You should cite the exact source of any information you use. If you are pulling your information from a 200-year-old Encyclopedia Britannica, you cite the 200-year-old Encyclopedia Britannica.
However, it is good practice to write based on the current state of knowledge. If the 2010 Encyclopedia Britannica has more up-to-date information, you should use that more recent information, which will drive you to cite the more recent edition. That doesn't mean you need to wait for a new Britannica to publish, but if a new one does appear before you go to print, you may want to spot check it for relevant updates.
(In most fields you probably shouldn't be basing any writing off an encyclopedia, but it's an easy example to think about).
I mainly agree with the first answer by SolarMike, but be aware of the content/information that you cite in this old edition and how old your edition is.
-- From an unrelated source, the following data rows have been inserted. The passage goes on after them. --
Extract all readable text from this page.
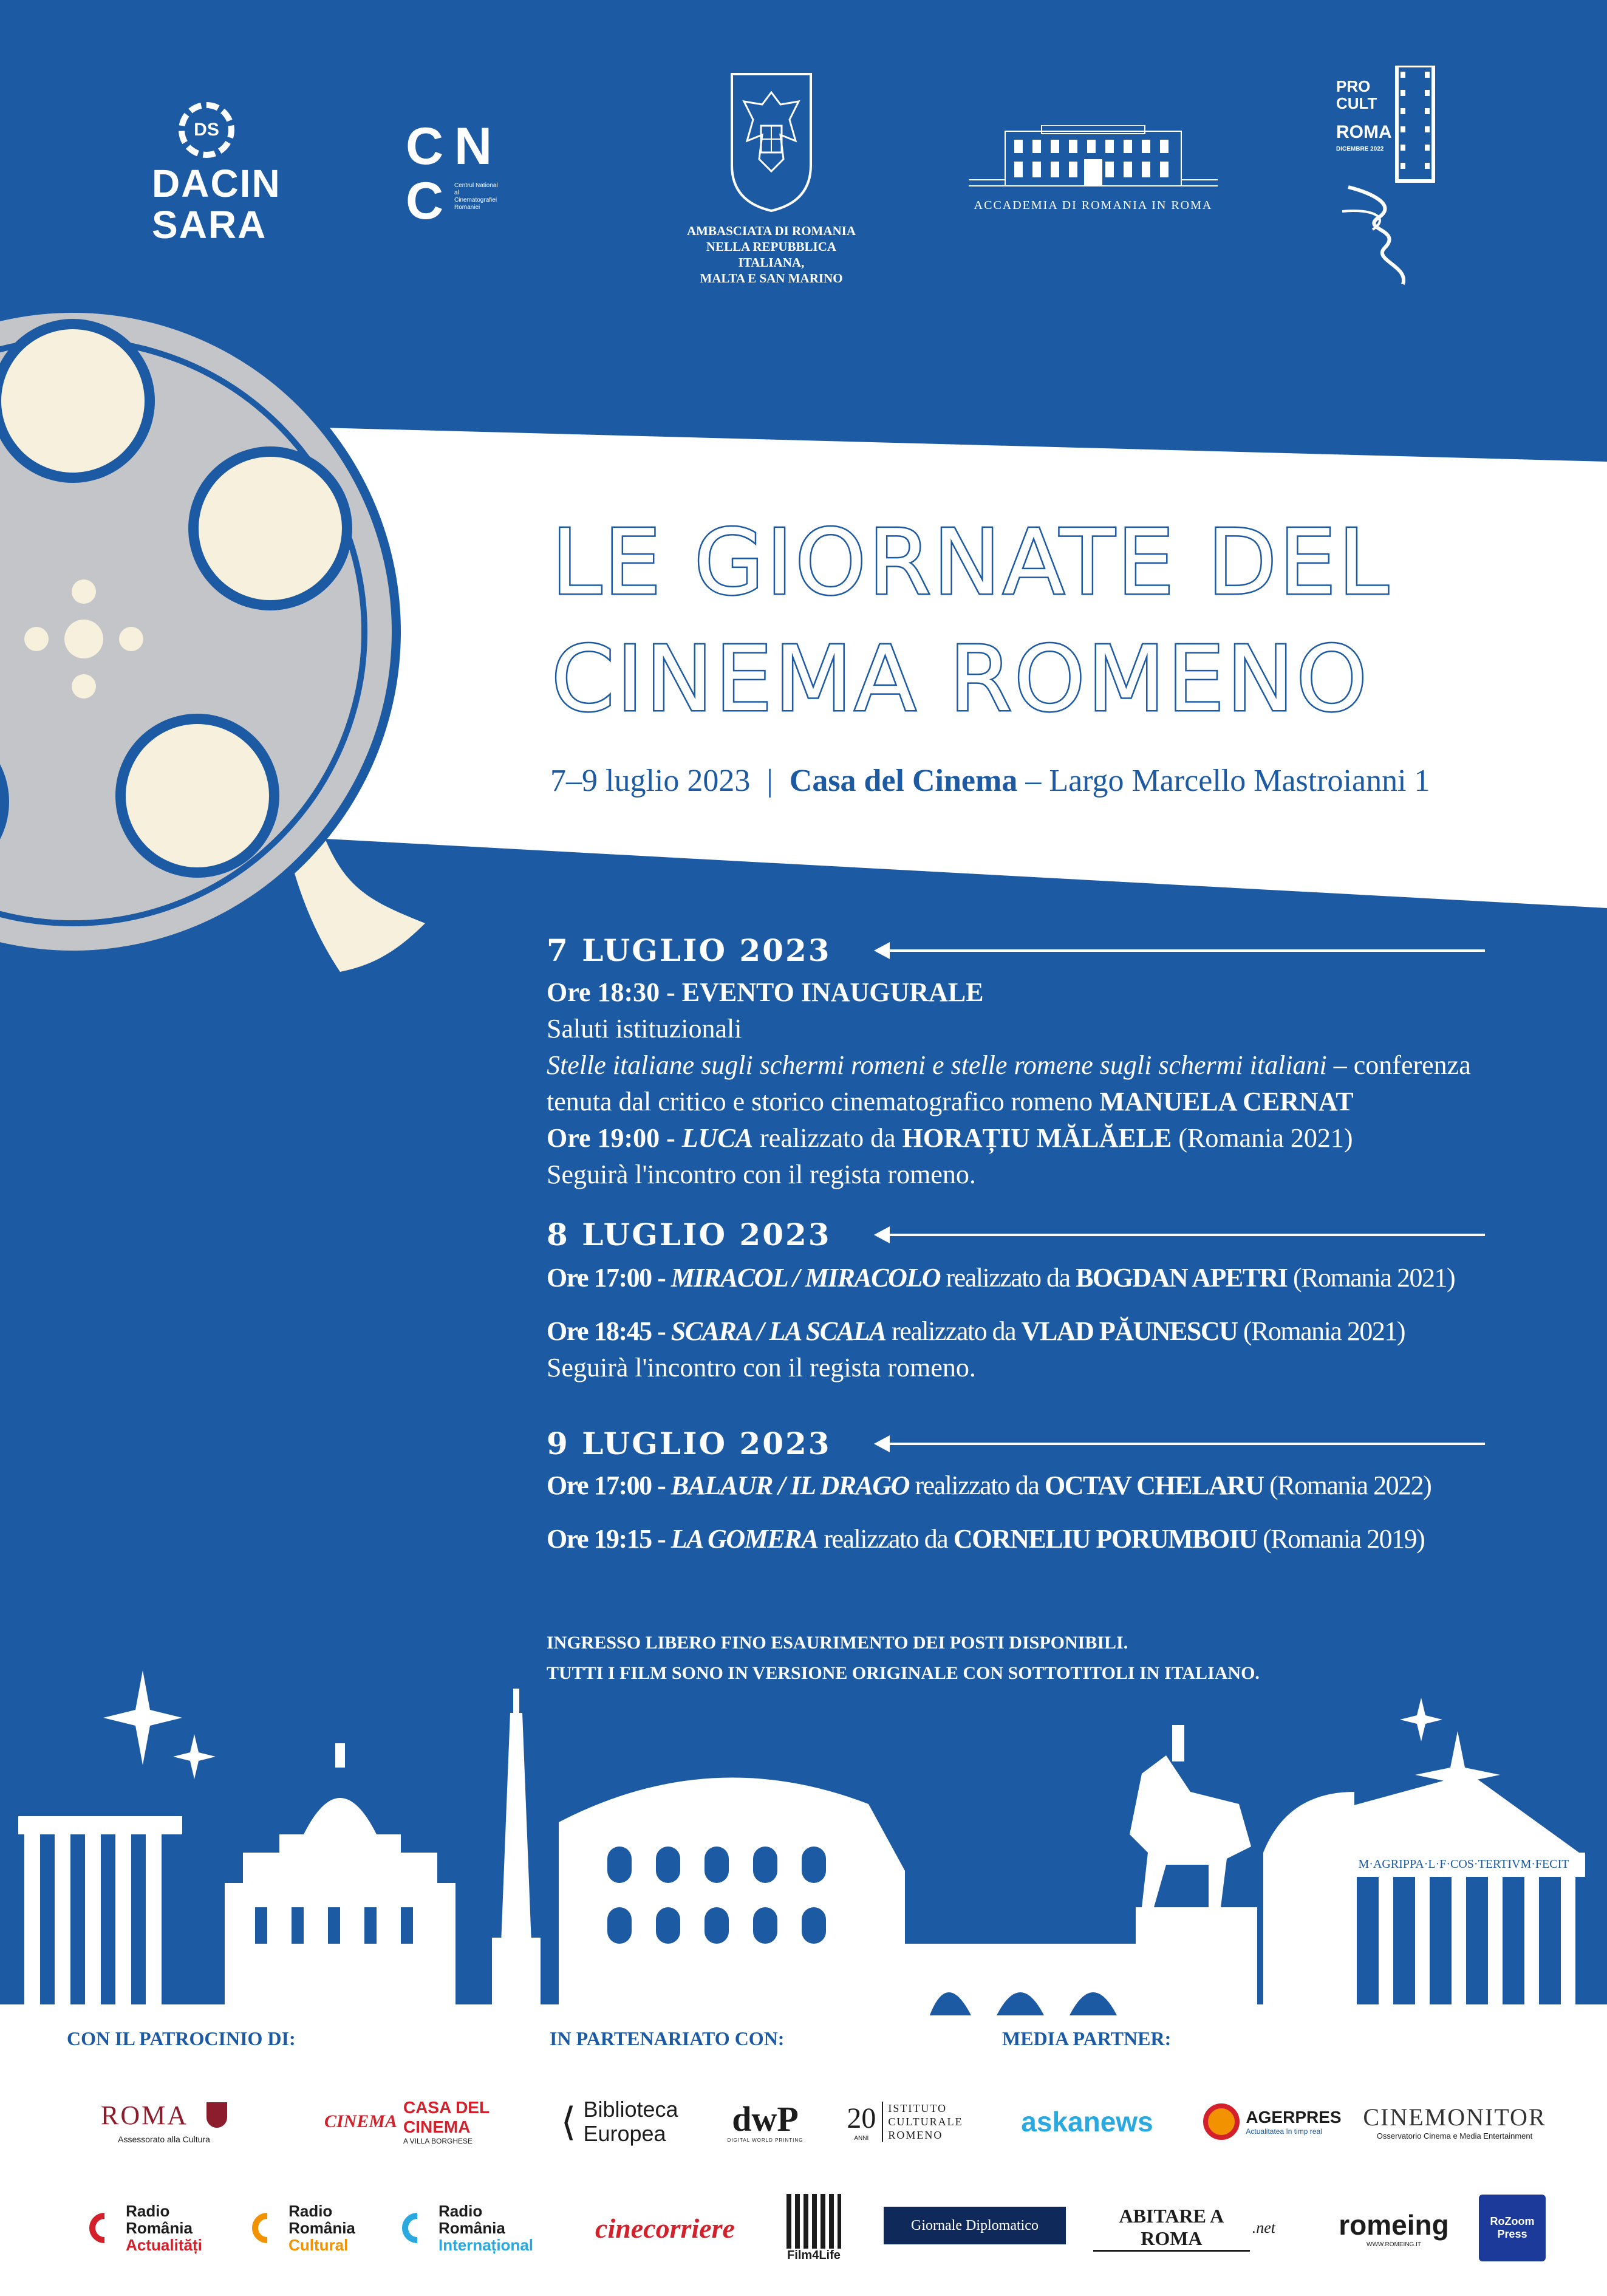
DS
DACIN
SARA
C N
C	Centrul National al Cinematografiei Romaniei
AMBASCIATA DI ROMANIA
NELLA REPUBBLICA ITALIANA,
MALTA E SAN MARINO
ACCADEMIA DI ROMANIA IN ROMA
PRO
CULT
ROMA
DICEMBRE 2022
LE GIORNATE DEL
CINEMA ROMENO
7–9 luglio 2023 | Casa del Cinema – Largo Marcello Mastroianni 1
7 LUGLIO 2023
Ore 18:30 - EVENTO INAUGURALE
Saluti istituzionali
Stelle italiane sugli schermi romeni e stelle romene sugli schermi italiani – conferenza
tenuta dal critico e storico cinematografico romeno MANUELA CERNAT
Ore 19:00 - LUCA realizzato da HORAȚIU MĂLĂELE (Romania 2021)
Seguirà l'incontro con il regista romeno.
8 LUGLIO 2023
Ore 17:00 - MIRACOL / MIRACOLO realizzato da BOGDAN APETRI (Romania 2021)
Ore 18:45 - SCARA / LA SCALA realizzato da VLAD PĂUNESCU (Romania 2021)
Seguirà l'incontro con il regista romeno.
9 LUGLIO 2023
Ore 17:00 - BALAUR / IL DRAGO realizzato da OCTAV CHELARU (Romania 2022)
Ore 19:15 - LA GOMERA realizzato da CORNELIU PORUMBOIU (Romania 2019)
INGRESSO LIBERO FINO ESAURIMENTO DEI POSTI DISPONIBILI.
TUTTI I FILM SONO IN VERSIONE ORIGINALE CON SOTTOTITOLI IN ITALIANO.
M·AGRIPPA·L·F·COS·TERTIVM·FECIT
CON IL PATROCINIO DI:	IN PARTENARIATO CON:	MEDIA PARTNER:
ROMA
Assessorato alla Cultura
CINEMA
CASA DEL
CINEMA
A VILLA BORGHESE	⟨ Biblioteca
Europea	dwP
DIGITAL WORLD PRINTING
20
ANNI
ISTITUTO
CULTURALE
ROMENO	askanews	AGERPRES
Actualitatea în timp real
CINEMONITOR
Osservatorio Cinema e Media Entertainment
Radio
România
Actualități
Radio
România
Cultural
Radio
România
Internațional
cinecorriere
Film4Life
Giornale Diplomatico	ABITARE A ROMA	.net romeing
WWW.ROMEING.IT
RoZoom
Press
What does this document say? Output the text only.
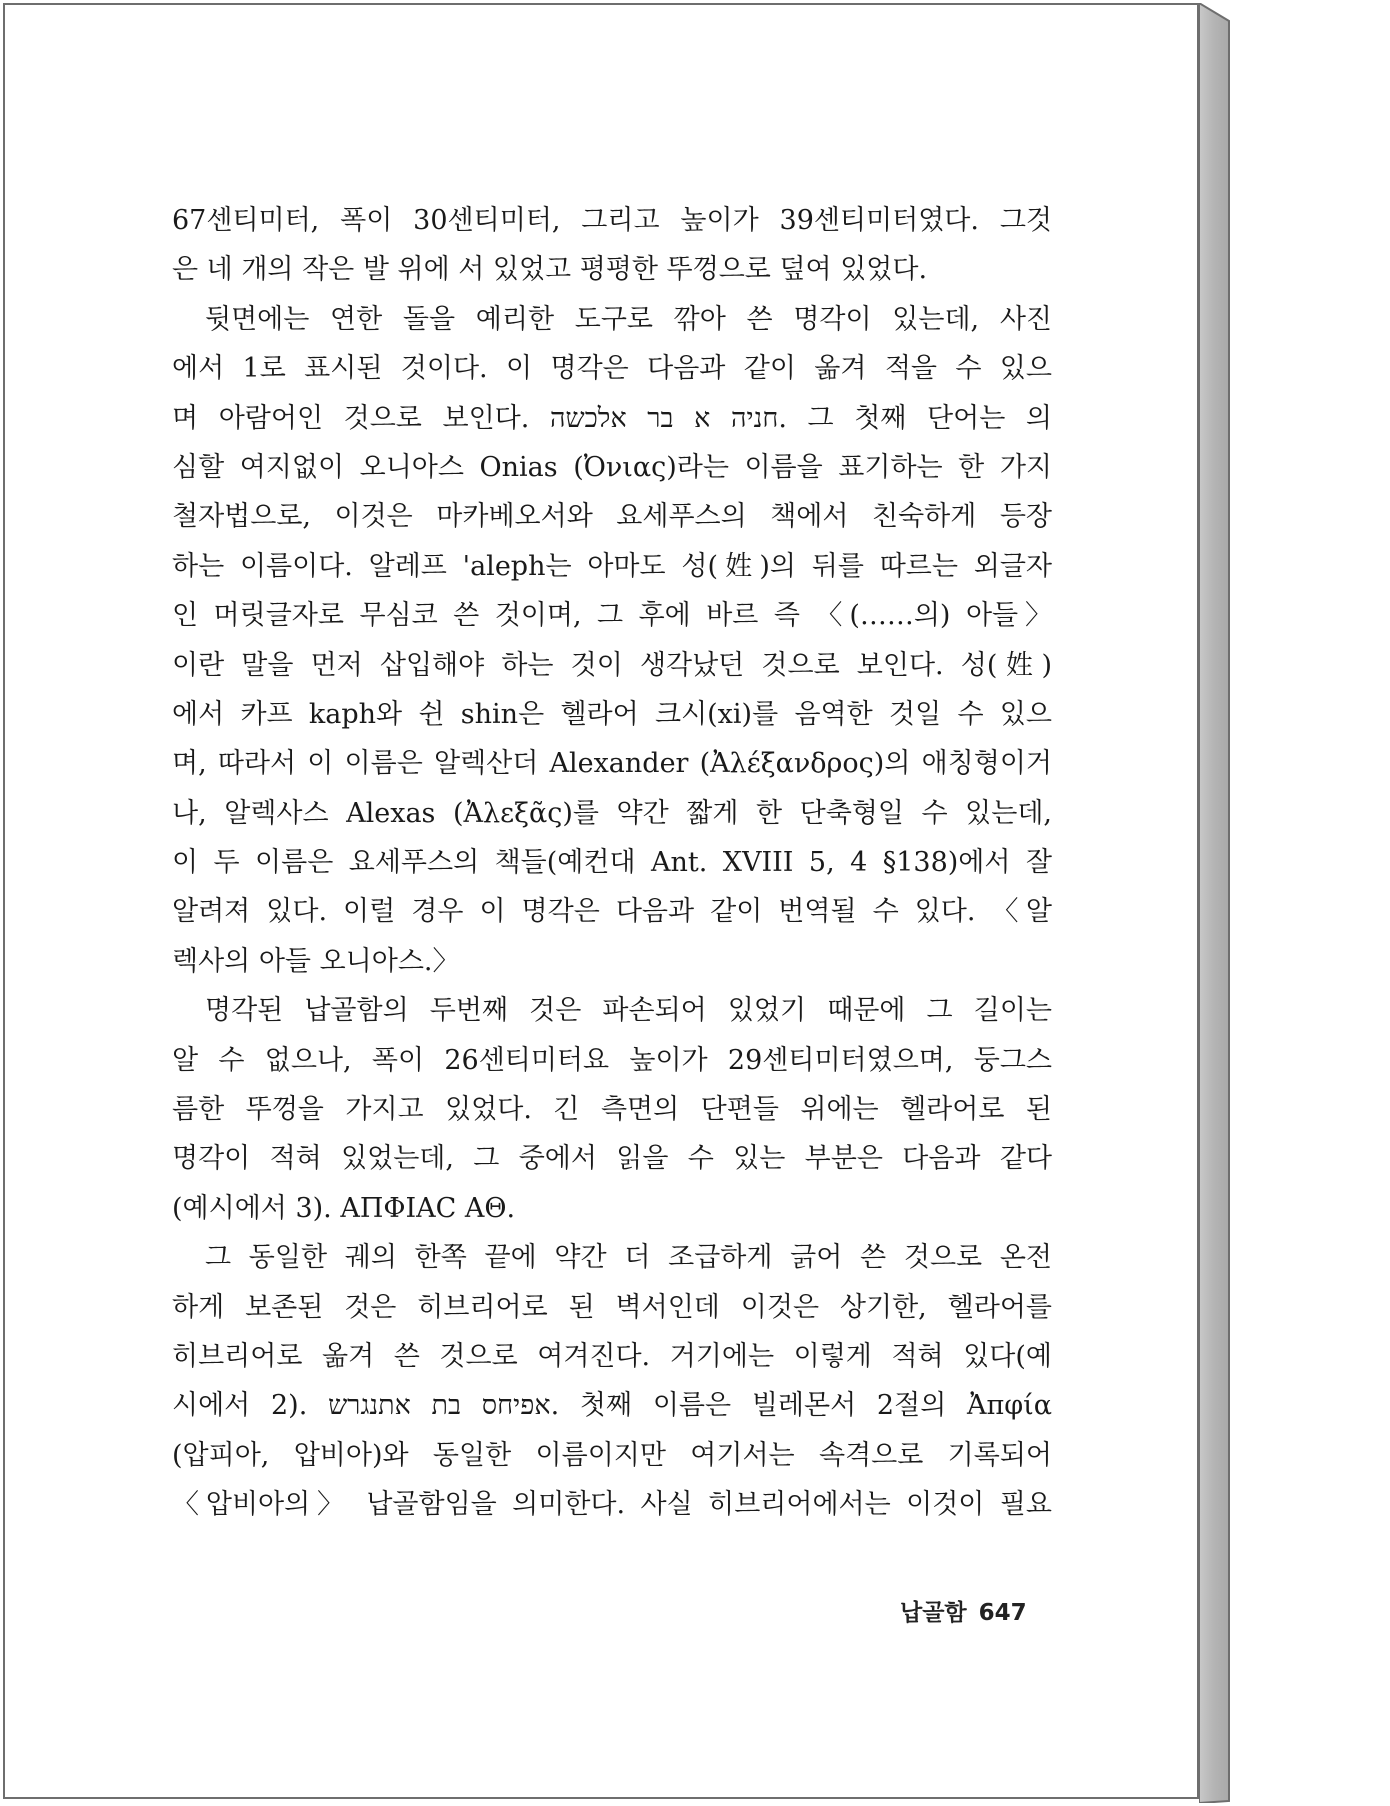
67센티미터, 폭이 30센티미터, 그리고 높이가 39센티미터였다. 그것
은 네 개의 작은 발 위에 서 있었고 평평한 뚜껑으로 덮여 있었다.
뒷면에는 연한 돌을 예리한 도구로 깎아 쓴 명각이 있는데, 사진
에서 1로 표시된 것이다. 이 명각은 다음과 같이 옮겨 적을 수 있으
며 아람어인 것으로 보인다. חניה א בר אלכשה. 그 첫째 단어는 의
심할 여지없이 오니아스 Onias (Ὀνιας)라는 이름을 표기하는 한 가지
철자법으로, 이것은 마카베오서와 요세푸스의 책에서 친숙하게 등장
하는 이름이다. 알레프 'aleph는 아마도 성(姓)의 뒤를 따르는 외글자
인 머릿글자로 무심코 쓴 것이며, 그 후에 바르 즉 〈(……의) 아들〉
이란 말을 먼저 삽입해야 하는 것이 생각났던 것으로 보인다. 성(姓)
에서 카프 kaph와 쉰 shin은 헬라어 크시(xi)를 음역한 것일 수 있으
며, 따라서 이 이름은 알렉산더 Alexander (Ἀλέξανδρος)의 애칭형이거
나, 알렉사스 Alexas (Ἀλεξᾶς)를 약간 짧게 한 단축형일 수 있는데,
이 두 이름은 요세푸스의 책들(예컨대 Ant. XVIII 5, 4 §138)에서 잘
알려져 있다. 이럴 경우 이 명각은 다음과 같이 번역될 수 있다. 〈알
렉사의 아들 오니아스.〉
명각된 납골함의 두번째 것은 파손되어 있었기 때문에 그 길이는
알 수 없으나, 폭이 26센티미터요 높이가 29센티미터였으며, 둥그스
름한 뚜껑을 가지고 있었다. 긴 측면의 단편들 위에는 헬라어로 된
명각이 적혀 있었는데, 그 중에서 읽을 수 있는 부분은 다음과 같다
(예시에서 3). ΑΠΦΙΑC ΑΘ.
그 동일한 궤의 한쪽 끝에 약간 더 조급하게 긁어 쓴 것으로 온전
하게 보존된 것은 히브리어로 된 벽서인데 이것은 상기한, 헬라어를
히브리어로 옮겨 쓴 것으로 여겨진다. 거기에는 이렇게 적혀 있다(예
시에서 2). אפיחס בת אתנגרש. 첫째 이름은 빌레몬서 2절의 Ἀπφία
(압피아, 압비아)와 동일한 이름이지만 여기서는 속격으로 기록되어
〈압비아의〉 납골함임을 의미한다. 사실 히브리어에서는 이것이 필요
납골함 647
The state of the art might change due to new developments in your field and this will be included in the edition. If you, for example, then criticise the book for not including X or Y, but it is done in the most recent edition, this would have been an easy mistake to avoid.
Regarding the year of the edition, sometimes, valuable editings are made for the newest edition of a book. It might be interesting for you to check these - just that you are aware of. For instance, the author changes this specific argument that you use due to criticisms of the first edition (or puts in an extended chapter or so).
There are of course cases where you might want to deliberately cite an older edition. For example, if it contained information that has been removed from newer editions; or if you want cite erroneous information "Until recently it was widely believed that.... This belief appears to derive from ....". Or you might want to cite Fowler 1st ed as evidence of what was considered acceptable English usage at the time it was published. Or you might believe that earlier editors got something right and later editors got it wrong.
I can also imagine cases where you want to cite an earlier edition simply because it is much more widely available, or because you cannot get hold of a later edition despite best efforts.